Apakah DBD Bisa Diketahui dari Tanda Demam Saja?

2020-01-03 05:57:19


Isu tentang wabah Demam Berdarah Dengue (DBD) tentunya sangat mengkhawatirkan, apalagi menjelang dan selama musim hujan berlangsung. Bagaimana tidak, laporan kejadian pada bulan Januari 2019 lalu, angka kesakitan dan kematiannya melonjak tajam bila dibandingkan dengan laporan tahun sebelumnya.

Kementerian Kesehatan RI (2019) merilis rekapan laporan dari 34 provinsi, dilaporkan jumlah penderita DBD sebanyak 13.683 dengan 132 kasus diantaranya meninggal dunia.

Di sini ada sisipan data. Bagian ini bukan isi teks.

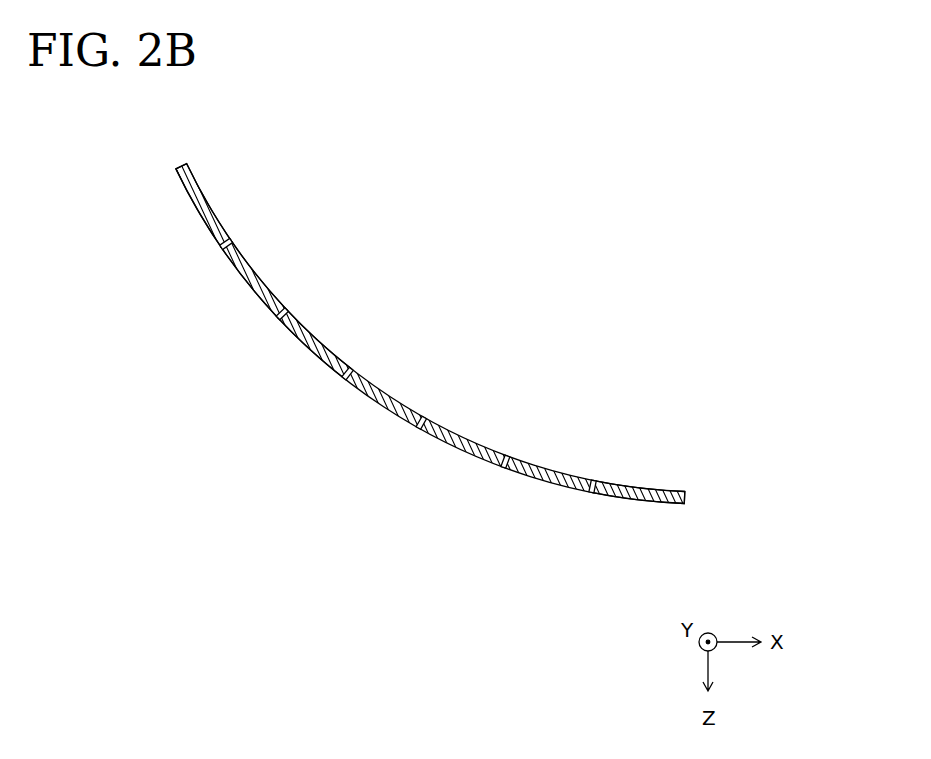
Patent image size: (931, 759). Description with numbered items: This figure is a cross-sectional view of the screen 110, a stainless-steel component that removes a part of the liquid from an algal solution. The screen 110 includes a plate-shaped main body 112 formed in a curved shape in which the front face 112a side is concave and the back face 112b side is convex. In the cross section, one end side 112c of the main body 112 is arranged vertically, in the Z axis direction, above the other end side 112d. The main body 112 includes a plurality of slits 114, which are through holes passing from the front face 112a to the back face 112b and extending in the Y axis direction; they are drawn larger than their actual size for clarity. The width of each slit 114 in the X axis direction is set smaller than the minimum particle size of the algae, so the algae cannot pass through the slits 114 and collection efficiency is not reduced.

The screen 110 is at (497, 171).
The main body 112 is at (547, 459).
The front face 112a is at (266, 279).
The back face 112b is at (300, 344).
The one end side 112c is at (179, 165).
The other end side 112d is at (686, 506).
The slits 114 is at (347, 381).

Beberapa daerah melaporkan Kejadian Luar Biasa (KLB) DBD diantaranya Kota Manado (Sulawesi Utara) dan 7 kabupaten/kota di Nusa Tenggara Timur (NTT). Pada saat yang sama, wilayah kita Jawa Timur menempati urutan pertama dari sisi angka kesakitan maupun kematian di seluruh Indonesia. Dilaporkan terdapat 2.657 orang yang terjangkit DBD, dan 47 orang dari jumlah tersebut telah meninggal dunia (Jawapos.com, 2019).

Ketika suatu persoalan memberi dampak fatal hingga mengorbankan nyawa manusia, maka perhatian khusus dari semua pihak menjadi sangat penting untuk mengatasinya. Berbagai upaya telah dilakukan untuk mencegah dan menangani kejadian, namun tidak semuanya berjalan sesuai harapan. Banyak faktor yang menjadi kendala dalam proses pencegahan hingga penanganan kejadian DBD.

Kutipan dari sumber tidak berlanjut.